I want to write Stream1 data to another table and Stream 2,3 data to another table. So, I have used side_outputs to achieve this.
Below is my code:
import json
import os
import apache_beam as beam
from apache_beam.options.pipeline_options import PipelineOptions
from apache_beam.options.pipeline_options import GoogleCloudOptions
from apache_beam.io.gcp.internal.clients import bigquery
table_spec1 = bigquery.TableReference(
projectId=<PROJECT_ID>,
datasetId='training',
tableId='dflow_stream1')
table_spec23 = bigquery.TableReference(
projectId=<PROJECT_ID>,
datasetId='training',
tableId='dflow_stream23')
SCHEMA = {
"fields": [
{
"name": 'name',
"type": "STRING",
},
{
"name": 'stream',
"type": "STRING"
},
{
"name": 'salary',
"type": "INT64",
"mode": "NULLABLE"
}
]
}
pipeline_options = PipelineOptions( streaming=True)

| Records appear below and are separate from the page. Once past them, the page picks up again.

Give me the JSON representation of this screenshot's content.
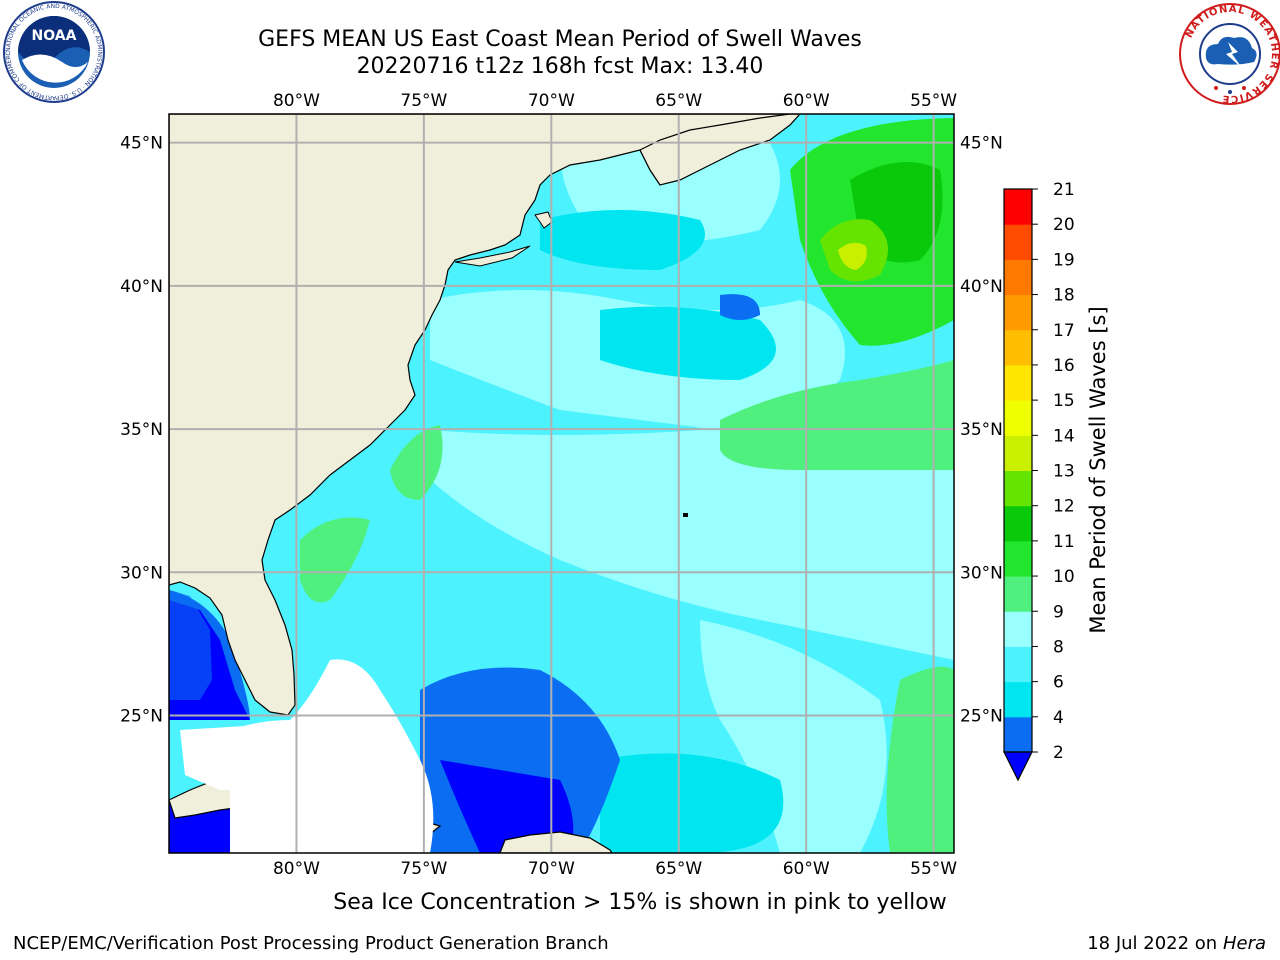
{
  "header": {
    "title_line1": "GEFS MEAN US East Coast Mean Period of Swell Waves",
    "title_line2": "20220716 t12z 168h fcst   Max: 13.40"
  },
  "logos": {
    "noaa_text": "NOAA",
    "noaa_ring_text": "NATIONAL OCEANIC AND ATMOSPHERIC ADMINISTRATION · U.S. DEPARTMENT OF COMMERCE",
    "nws_ring_text": "NATIONAL WEATHER SERVICE"
  },
  "map": {
    "lon_ticks": [
      "80°W",
      "75°W",
      "70°W",
      "65°W",
      "60°W",
      "55°W"
    ],
    "lat_ticks": [
      "45°N",
      "40°N",
      "35°N",
      "30°N",
      "25°N"
    ],
    "lon_values": [
      -80,
      -75,
      -70,
      -65,
      -60,
      -55
    ],
    "lat_values": [
      45,
      40,
      35,
      30,
      25
    ],
    "lon_range": [
      -85,
      -54.2
    ],
    "lat_range": [
      20.2,
      46
    ],
    "land_color": "#efefdc",
    "grid": true
  },
  "colorbar": {
    "label": "Mean Period of Swell Waves [s]",
    "ticks": [
      "2",
      "4",
      "6",
      "8",
      "9",
      "10",
      "11",
      "12",
      "13",
      "14",
      "15",
      "16",
      "17",
      "18",
      "19",
      "20",
      "21"
    ],
    "colors": [
      "#0a6df2",
      "#00e6f0",
      "#4df2ff",
      "#99ffff",
      "#50f07e",
      "#21e62d",
      "#0ac80a",
      "#64e400",
      "#c8f000",
      "#f0ff00",
      "#ffe600",
      "#ffbe00",
      "#ff9b00",
      "#ff7800",
      "#ff4b00",
      "#ff0000"
    ],
    "under_color": "#0000ff"
  },
  "footer": {
    "note": "Sea Ice Concentration > 15% is shown in pink to yellow",
    "left": "NCEP/EMC/Verification Post Processing Product Generation Branch",
    "right_prefix": "18 Jul 2022 on ",
    "right_host": "Hera"
  }
}
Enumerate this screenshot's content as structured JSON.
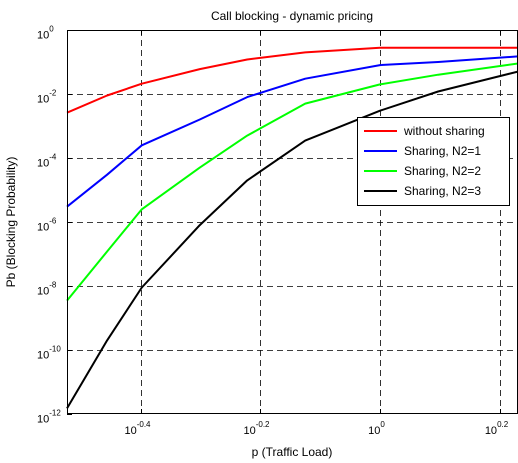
{
  "chart_data": {
    "type": "line",
    "title": "Call blocking - dynamic pricing",
    "xlabel": "p (Traffic Load)",
    "ylabel": "Pb (Blocking Probability)",
    "xscale": "log",
    "yscale": "log",
    "xlim": [
      0.3,
      1.7
    ],
    "ylim": [
      1e-12,
      1
    ],
    "xticks": [
      {
        "value": 0.3981,
        "base": "10",
        "exp": "-0.4"
      },
      {
        "value": 0.631,
        "base": "10",
        "exp": "-0.2"
      },
      {
        "value": 1.0,
        "base": "10",
        "exp": "0"
      },
      {
        "value": 1.585,
        "base": "10",
        "exp": "0.2"
      }
    ],
    "yticks": [
      {
        "value": 1e-12,
        "base": "10",
        "exp": "-12"
      },
      {
        "value": 1e-10,
        "base": "10",
        "exp": "-10"
      },
      {
        "value": 1e-08,
        "base": "10",
        "exp": "-8"
      },
      {
        "value": 1e-06,
        "base": "10",
        "exp": "-6"
      },
      {
        "value": 0.0001,
        "base": "10",
        "exp": "-4"
      },
      {
        "value": 0.01,
        "base": "10",
        "exp": "-2"
      },
      {
        "value": 1,
        "base": "10",
        "exp": "0"
      }
    ],
    "grid": true,
    "legend_position": "right",
    "series": [
      {
        "name": "without sharing",
        "color": "#ff0000",
        "x": [
          0.3,
          0.35,
          0.4,
          0.5,
          0.6,
          0.75,
          1.0,
          1.25,
          1.7
        ],
        "y": [
          0.0026,
          0.009,
          0.021,
          0.06,
          0.12,
          0.2,
          0.28,
          0.28,
          0.28
        ]
      },
      {
        "name": "Sharing, N2=1",
        "color": "#0000ff",
        "x": [
          0.3,
          0.35,
          0.4,
          0.5,
          0.6,
          0.75,
          1.0,
          1.25,
          1.7
        ],
        "y": [
          3e-06,
          3e-05,
          0.00025,
          0.0016,
          0.008,
          0.03,
          0.08,
          0.1,
          0.15
        ]
      },
      {
        "name": "Sharing, N2=2",
        "color": "#00ff00",
        "x": [
          0.3,
          0.35,
          0.4,
          0.5,
          0.6,
          0.75,
          1.0,
          1.25,
          1.7
        ],
        "y": [
          3.5e-09,
          1.2e-07,
          2.5e-06,
          5e-05,
          0.0005,
          0.005,
          0.02,
          0.04,
          0.09
        ]
      },
      {
        "name": "Sharing, N2=3",
        "color": "#000000",
        "x": [
          0.3,
          0.35,
          0.4,
          0.5,
          0.6,
          0.75,
          1.0,
          1.25,
          1.7
        ],
        "y": [
          1.5e-12,
          2e-10,
          9e-09,
          8e-07,
          2e-05,
          0.00035,
          0.003,
          0.012,
          0.05
        ]
      }
    ]
  }
}
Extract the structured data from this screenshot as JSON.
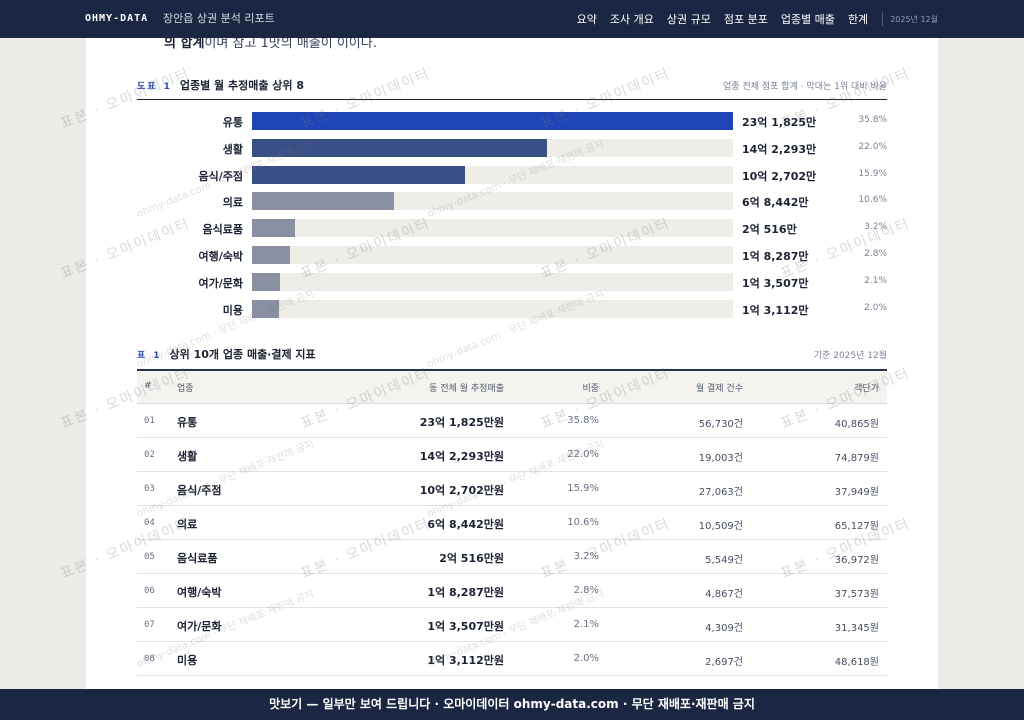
{
  "header": {
    "brand": "OHMY-DATA",
    "report_title": "장안읍 상권 분석 리포트",
    "nav": [
      "요약",
      "조사 개요",
      "상권 규모",
      "점포 분포",
      "업종별 매출",
      "한계"
    ],
    "date": "2025년 12월"
  },
  "intro": {
    "bold": "의 합계",
    "rest": "이며 참고 1맛의 매출이 이이다."
  },
  "figure1": {
    "tag": "도표",
    "num": "1",
    "title": "업종별 월 추정매출 상위 8",
    "note": "업종 전체 점포 합계 · 막대는 1위 대비 비율"
  },
  "chart_data": {
    "type": "bar",
    "orientation": "horizontal",
    "title": "업종별 월 추정매출 상위 8",
    "categories": [
      "유통",
      "생활",
      "음식/주점",
      "의료",
      "음식료품",
      "여행/숙박",
      "여가/문화",
      "미용"
    ],
    "value_labels": [
      "23억 1,825만",
      "14억 2,293만",
      "10억 2,702만",
      "6억 8,442만",
      "2억 516만",
      "1억 8,287만",
      "1억 3,507만",
      "1억 3,112만"
    ],
    "values": [
      231825,
      142293,
      102702,
      68442,
      20516,
      18287,
      13507,
      13112
    ],
    "share_labels": [
      "35.8%",
      "22.0%",
      "15.9%",
      "10.6%",
      "3.2%",
      "2.8%",
      "2.1%",
      "2.0%"
    ],
    "xlim": [
      0,
      231825
    ],
    "colors": [
      "#1f44b8",
      "#3a4f86",
      "#3a4f86",
      "#8a90a1",
      "#8a90a1",
      "#8a90a1",
      "#8a90a1",
      "#8a90a1"
    ],
    "track_color": "#efede8"
  },
  "table1": {
    "tag": "표",
    "num": "1",
    "title": "상위 10개 업종 매출·결제 지표",
    "note": "기준 2025년 12월",
    "headers": [
      "#",
      "업종",
      "동 전체 월 추정매출",
      "비중",
      "월 결제 건수",
      "객단가"
    ],
    "rows": [
      {
        "n": "01",
        "name": "유통",
        "sales": "23억 1,825만원",
        "share": "35.8%",
        "count": "56,730건",
        "avg": "40,865원"
      },
      {
        "n": "02",
        "name": "생활",
        "sales": "14억 2,293만원",
        "share": "22.0%",
        "count": "19,003건",
        "avg": "74,879원"
      },
      {
        "n": "03",
        "name": "음식/주점",
        "sales": "10억 2,702만원",
        "share": "15.9%",
        "count": "27,063건",
        "avg": "37,949원"
      },
      {
        "n": "04",
        "name": "의료",
        "sales": "6억 8,442만원",
        "share": "10.6%",
        "count": "10,509건",
        "avg": "65,127원"
      },
      {
        "n": "05",
        "name": "음식료품",
        "sales": "2억 516만원",
        "share": "3.2%",
        "count": "5,549건",
        "avg": "36,972원"
      },
      {
        "n": "06",
        "name": "여행/숙박",
        "sales": "1억 8,287만원",
        "share": "2.8%",
        "count": "4,867건",
        "avg": "37,573원"
      },
      {
        "n": "07",
        "name": "여가/문화",
        "sales": "1억 3,507만원",
        "share": "2.1%",
        "count": "4,309건",
        "avg": "31,345원"
      },
      {
        "n": "08",
        "name": "미용",
        "sales": "1억 3,112만원",
        "share": "2.0%",
        "count": "2,697건",
        "avg": "48,618원"
      }
    ]
  },
  "watermark": {
    "main": "표본 · 오마이데이터",
    "sub": "ohmy-data.com · 무단 재배포·재판매 금지"
  },
  "banner": {
    "text": "맛보기 — 일부만 보여 드립니다 · 오마이데이터 ohmy-data.com · 무단 재배포·재판매 금지"
  }
}
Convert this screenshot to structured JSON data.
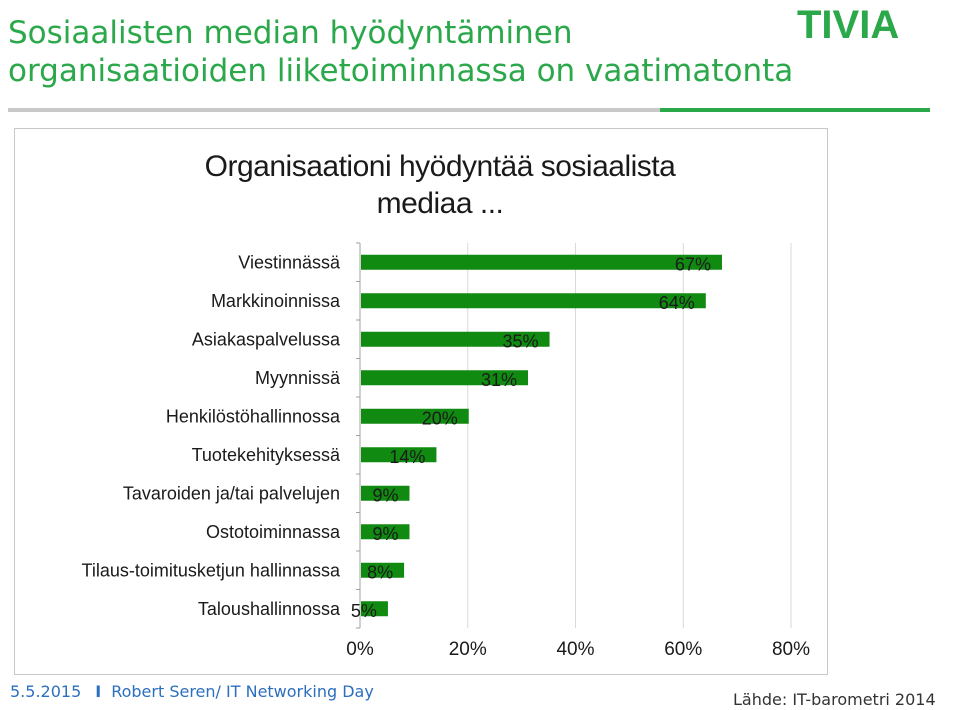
{
  "slide": {
    "title_line1": "Sosiaalisten median hyödyntäminen",
    "title_line2": "organisaatioiden liiketoiminnassa on vaatimatonta",
    "logo_text": "TIVIA",
    "footer_date": "5.5.2015",
    "footer_separator": "I",
    "footer_presenter": "Robert Seren/ IT Networking Day",
    "source": "Lähde: IT-barometri 2014"
  },
  "colors": {
    "brand_green": "#2aa84a",
    "bar_green": "#108a10",
    "footer_blue": "#2b6fbf"
  },
  "chart_data": {
    "type": "bar",
    "orientation": "horizontal",
    "title_line1": "Organisaationi hyödyntää sosiaalista",
    "title_line2": "mediaa ...",
    "categories": [
      "Viestinnässä",
      "Markkinoinnissa",
      "Asiakaspalvelussa",
      "Myynnissä",
      "Henkilöstöhallinnossa",
      "Tuotekehityksessä",
      "Tavaroiden ja/tai palvelujen",
      "Ostotoiminnassa",
      "Tilaus-toimitusketjun hallinnassa",
      "Taloushallinnossa"
    ],
    "values": [
      67,
      64,
      35,
      31,
      20,
      14,
      9,
      9,
      8,
      5
    ],
    "value_labels": [
      "67%",
      "64%",
      "35%",
      "31%",
      "20%",
      "14%",
      "9%",
      "9%",
      "8%",
      "5%"
    ],
    "xlim": [
      0,
      80
    ],
    "xticks": [
      0,
      20,
      40,
      60,
      80
    ],
    "xtick_labels": [
      "0%",
      "20%",
      "40%",
      "60%",
      "80%"
    ],
    "grid": true,
    "legend": "none"
  }
}
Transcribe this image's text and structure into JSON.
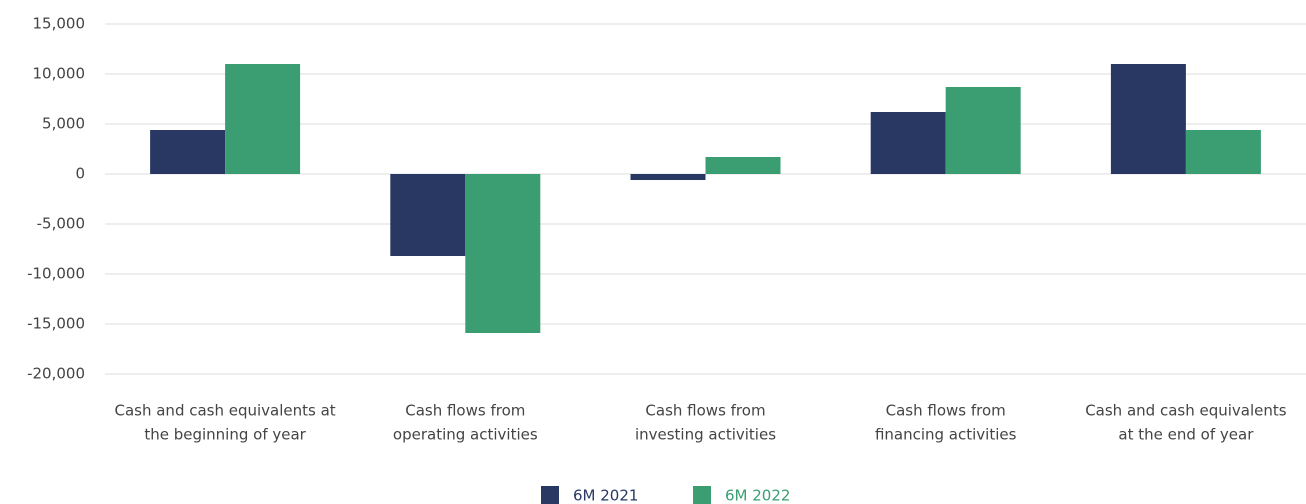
{
  "chart_data": {
    "type": "bar",
    "categories": [
      [
        "Cash and cash equivalents at",
        "the beginning of year"
      ],
      [
        "Cash flows from",
        "operating activities"
      ],
      [
        "Cash flows from",
        "investing activities"
      ],
      [
        "Cash flows from",
        "financing activities"
      ],
      [
        "Cash and cash equivalents",
        "at the end of year"
      ]
    ],
    "series": [
      {
        "name": "6M 2021",
        "color": "#283862",
        "values": [
          4400,
          -8200,
          -600,
          6200,
          11000
        ]
      },
      {
        "name": "6M 2022",
        "color": "#3a9e72",
        "values": [
          11000,
          -15900,
          1700,
          8700,
          4400
        ]
      }
    ],
    "ylim": [
      -20000,
      15000
    ],
    "yticks": [
      {
        "value": -20000,
        "label": "-20,000"
      },
      {
        "value": -15000,
        "label": "-15,000"
      },
      {
        "value": -10000,
        "label": "-10,000"
      },
      {
        "value": -5000,
        "label": "-5,000"
      },
      0,
      {
        "value": 5000,
        "label": "5,000"
      },
      {
        "value": 10000,
        "label": "10,000"
      },
      {
        "value": 15000,
        "label": "15,000"
      }
    ],
    "grid": true,
    "legend": "bottom"
  }
}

class ProcessWords(beam.DoFn):
def process(self, ele):
Name,Stream,Salary=eval(ele)
if Stream=="Stream1":
yield {"Name":Name,"Stream":Stream,"Salary":Salary}
else:
yield beam.pvalue.TaggedOutput('Stream23', {"Name":Name,"Stream":Stream,"Salary":Salary})
class word_split(beam.DoFn):
def process(selff,ele):
Name,Stream,Salary=eval(ele)
# print(eval(ele))
# print(type(eval(ele)))
yield {"Name":Name,"Stream":Stream,"Salary":Salary}
with beam.Pipeline(options=pipeline_options) as p:
out= (
p
| "Read from Pub/Sub subscription" >> beam.io.ReadFromPubSub(subscription="projects/<PROJECT_ID>/subscriptions/Test-sub")
| "Decode and parse Json" >> beam.Map(lambda element: element.decode("utf-8"))
|"Formatting " >> beam.ParDo(ProcessWords()).with_outputs("Stream23",main="Stream1")
)
s1=out.Stream1
s23=out.Stream23
s1 | "Table1" >> beam.io.WriteToBigQuery(
table=table_spec1,
dataset='training',
schema=SCHEMA,
create_disposition=beam.io.BigQueryDisposition.CREATE_IF_NEEDED,
write_disposition=beam.io.BigQueryDisposition.WRITE_APPEND,
triggering_frequency=5,
with_auto_sharding=True
)
s23 |"Table23" >> beam.io.WriteToBigQuery(
table=table_spec23,
dataset='training',
schema=SCHEMA,
create_disposition=beam.io.BigQueryDisposition.CREATE_IF_NEEDED,
write_disposition=beam.io.BigQueryDisposition.WRITE_APPEND,
triggering_frequency=5,
with_auto_sharding=True
)
p.run()
I am able to achieve , what I wanted. This pipeline is reading data from pubsub and creating tables in dataset and appending data to respective tables. But, i dont know why, while running it throws below error:
WARNING:apache_beam.io.gcp.bigquery:There were errors inserting to BigQuery. Will retry. Errors were [{'index': 0, 'errors': [{'message': 'POST https://bigquery.googleapis.com/bigquery/v2/projects/<PROJECT_ID>/datasets/training/tables/dflow_stream23/insertAll?prettyPrint=false: Table 431017404487:training.dflow_stream23 not found.', 'reason': 'Not Found'}]}]
I have tried the above implementation. I just want to understand, why that error is there.